Andy and Janine Curlee brought kites to Myrtle Beach, S.C., on Friday morning, after arriving the night before for a family weekend. They were leaving Sunday, and hoped Hanna would move fast enough to clear things out for a nice beach day Saturday afternoon.
No matter the weather, Janine Curlee already had plans for Saturday morning. "Storms make it great for shelling," she said.
As of 11 a.m. EDT Friday, Hanna had maximum sustained winds near 65 mph and was centered about 375 miles south of Wilmington. The storm was moving toward the northwest near 20 mph. A hurricane watch remained in effect for Edisto Beach, S.C., to the Outer Banks of North Carolina near the Virginia border.
The occasional rain showers drifted over Myrtle Beach, which was guarded Friday by red "No Swimming" flags. Randy Kent, who arrived from Toronto, Canada, on Wednesday, was among the dozens of people walking up and down the beach, watching the waves churned up by the approaching storm.
"It looks kind of ominous today, doesn't it?" said Kent, who had no plans to flee or cut his vacation short. "I'm on the 20th floor and I don't think the building's coming down."

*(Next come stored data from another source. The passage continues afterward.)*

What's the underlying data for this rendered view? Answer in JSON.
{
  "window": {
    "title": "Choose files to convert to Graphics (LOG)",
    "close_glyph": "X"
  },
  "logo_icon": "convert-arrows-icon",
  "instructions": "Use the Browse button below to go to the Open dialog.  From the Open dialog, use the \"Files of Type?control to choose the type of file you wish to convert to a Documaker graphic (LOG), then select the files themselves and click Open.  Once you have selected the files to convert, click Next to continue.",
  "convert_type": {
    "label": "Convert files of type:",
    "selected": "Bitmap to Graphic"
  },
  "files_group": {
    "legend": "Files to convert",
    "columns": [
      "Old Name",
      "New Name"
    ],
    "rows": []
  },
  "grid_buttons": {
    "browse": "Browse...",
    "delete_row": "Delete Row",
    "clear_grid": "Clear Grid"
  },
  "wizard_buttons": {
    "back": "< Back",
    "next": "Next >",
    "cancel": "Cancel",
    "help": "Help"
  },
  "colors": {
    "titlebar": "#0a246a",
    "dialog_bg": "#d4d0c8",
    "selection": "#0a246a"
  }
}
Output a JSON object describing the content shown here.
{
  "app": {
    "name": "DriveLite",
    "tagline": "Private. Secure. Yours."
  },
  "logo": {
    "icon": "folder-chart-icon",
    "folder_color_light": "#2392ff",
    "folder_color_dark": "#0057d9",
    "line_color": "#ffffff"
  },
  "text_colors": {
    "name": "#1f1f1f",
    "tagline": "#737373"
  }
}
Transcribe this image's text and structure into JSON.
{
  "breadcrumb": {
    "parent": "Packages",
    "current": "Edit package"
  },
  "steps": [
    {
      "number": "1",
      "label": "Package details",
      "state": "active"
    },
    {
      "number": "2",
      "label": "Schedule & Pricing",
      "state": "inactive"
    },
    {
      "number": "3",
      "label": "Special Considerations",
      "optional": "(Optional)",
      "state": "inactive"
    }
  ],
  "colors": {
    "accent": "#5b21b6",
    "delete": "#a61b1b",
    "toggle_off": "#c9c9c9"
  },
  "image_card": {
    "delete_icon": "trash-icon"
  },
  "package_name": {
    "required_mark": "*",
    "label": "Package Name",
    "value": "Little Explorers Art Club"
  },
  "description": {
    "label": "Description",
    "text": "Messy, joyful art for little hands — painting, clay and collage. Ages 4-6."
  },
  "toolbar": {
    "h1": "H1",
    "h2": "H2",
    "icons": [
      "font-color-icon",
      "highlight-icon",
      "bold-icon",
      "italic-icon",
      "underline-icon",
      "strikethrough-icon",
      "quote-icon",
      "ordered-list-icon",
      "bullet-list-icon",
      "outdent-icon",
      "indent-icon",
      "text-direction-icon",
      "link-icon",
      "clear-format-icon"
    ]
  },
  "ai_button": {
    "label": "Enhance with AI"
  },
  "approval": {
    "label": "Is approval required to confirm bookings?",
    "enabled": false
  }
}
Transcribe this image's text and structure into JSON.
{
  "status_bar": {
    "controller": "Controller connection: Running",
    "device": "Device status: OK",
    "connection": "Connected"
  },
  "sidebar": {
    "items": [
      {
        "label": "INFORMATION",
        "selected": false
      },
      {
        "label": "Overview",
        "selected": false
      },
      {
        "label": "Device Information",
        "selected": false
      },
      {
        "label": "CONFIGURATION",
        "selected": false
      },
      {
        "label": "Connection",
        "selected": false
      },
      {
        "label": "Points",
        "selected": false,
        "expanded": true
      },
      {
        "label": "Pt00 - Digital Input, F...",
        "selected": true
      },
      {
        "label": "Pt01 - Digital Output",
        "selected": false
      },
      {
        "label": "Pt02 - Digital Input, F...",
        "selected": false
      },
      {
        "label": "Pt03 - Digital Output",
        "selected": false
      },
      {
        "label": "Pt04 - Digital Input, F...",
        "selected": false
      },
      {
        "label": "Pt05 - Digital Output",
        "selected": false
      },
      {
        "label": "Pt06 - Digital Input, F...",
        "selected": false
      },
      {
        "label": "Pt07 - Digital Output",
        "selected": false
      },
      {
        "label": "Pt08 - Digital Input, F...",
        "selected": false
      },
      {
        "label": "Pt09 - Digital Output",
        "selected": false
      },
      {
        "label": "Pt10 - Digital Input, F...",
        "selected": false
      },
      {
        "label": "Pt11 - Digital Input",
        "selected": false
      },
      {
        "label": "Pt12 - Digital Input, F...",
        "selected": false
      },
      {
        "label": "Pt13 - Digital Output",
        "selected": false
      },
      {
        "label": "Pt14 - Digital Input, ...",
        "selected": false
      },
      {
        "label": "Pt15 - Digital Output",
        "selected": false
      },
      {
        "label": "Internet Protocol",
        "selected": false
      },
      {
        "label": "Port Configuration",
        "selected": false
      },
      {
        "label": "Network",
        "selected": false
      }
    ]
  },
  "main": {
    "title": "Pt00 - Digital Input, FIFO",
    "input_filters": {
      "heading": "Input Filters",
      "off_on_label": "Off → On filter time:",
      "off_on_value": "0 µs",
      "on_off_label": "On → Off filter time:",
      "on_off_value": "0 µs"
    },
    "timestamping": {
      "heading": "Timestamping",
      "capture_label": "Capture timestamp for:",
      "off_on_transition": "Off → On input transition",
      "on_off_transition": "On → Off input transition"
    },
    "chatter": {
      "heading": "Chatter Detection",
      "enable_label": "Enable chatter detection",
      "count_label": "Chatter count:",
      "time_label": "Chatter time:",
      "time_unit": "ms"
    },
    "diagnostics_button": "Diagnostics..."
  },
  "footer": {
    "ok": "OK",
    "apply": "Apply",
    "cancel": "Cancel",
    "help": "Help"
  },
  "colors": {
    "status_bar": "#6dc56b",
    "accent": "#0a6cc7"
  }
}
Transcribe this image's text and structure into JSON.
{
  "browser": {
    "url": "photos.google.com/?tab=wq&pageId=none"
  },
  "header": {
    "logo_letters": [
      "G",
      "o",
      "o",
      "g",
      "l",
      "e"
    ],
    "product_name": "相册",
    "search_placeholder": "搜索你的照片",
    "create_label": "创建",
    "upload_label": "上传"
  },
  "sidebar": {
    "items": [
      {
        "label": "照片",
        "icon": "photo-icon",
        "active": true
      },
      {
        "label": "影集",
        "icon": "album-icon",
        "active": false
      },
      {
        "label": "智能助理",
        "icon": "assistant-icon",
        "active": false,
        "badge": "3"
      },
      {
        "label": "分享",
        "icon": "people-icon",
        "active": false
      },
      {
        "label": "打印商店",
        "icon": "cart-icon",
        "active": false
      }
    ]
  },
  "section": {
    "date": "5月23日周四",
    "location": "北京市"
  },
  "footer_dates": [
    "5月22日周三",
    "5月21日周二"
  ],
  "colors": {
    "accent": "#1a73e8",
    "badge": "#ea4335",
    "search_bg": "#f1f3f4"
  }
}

The bigger worry was the ferocious-looking Hurricane Ike, which weakened to a Category 3 storm early Friday as it headed toward the Bahamas and Florida. And with power outages and problems from Hurricane Gustav lingering in Louisiana, Arkansas and Mississippi, the Federal Emergency Management Agency and relief groups found themselves juggling three storms.
"You've got to make a snap judgment just before the play of where you're going to stay," said FEMA's head of disaster operations, Glenn Cannon. "We don't want to get sucked in by having all of our resources at the wrong place, but we've got to be flexible enough to move."
The governors of Virginia, Maryland and North Carolina declared precautionary states of emergency. In South Carolina, Gov. Mark Sanford urged people to leave flood-prone areas and mobile homes in two northern counties by Friday afternoon.
Cannon warned his employees and other emergency managers not to lose focus on Hanna, which killed at least 137 people in Haiti as it swept through the Caribbean. FEMA was sending hundreds of truckloads of meals, water and other supplies to the East Coast but also leaving resources on the Gulf Coast in case Ike heads there.
"Everybody's a little tired right now, and, I think, would like to look past Hanna, and we know Ike has us all concerned," Cannon said. "But Hanna can jump up and bite us."
The normally bustling waterfront in Morehead City was nearly deserted early Friday. Charter captain Bobby Ballou said most of his colleagues decided to haul out before Hanna arrived, but the 60-year veteran of the charter business sat on a bench at his dock and spliced thick lines to tie up his boat.
"I'm not too worried about this one," said 74-year-old Ballou. "That Ike, I don't like him."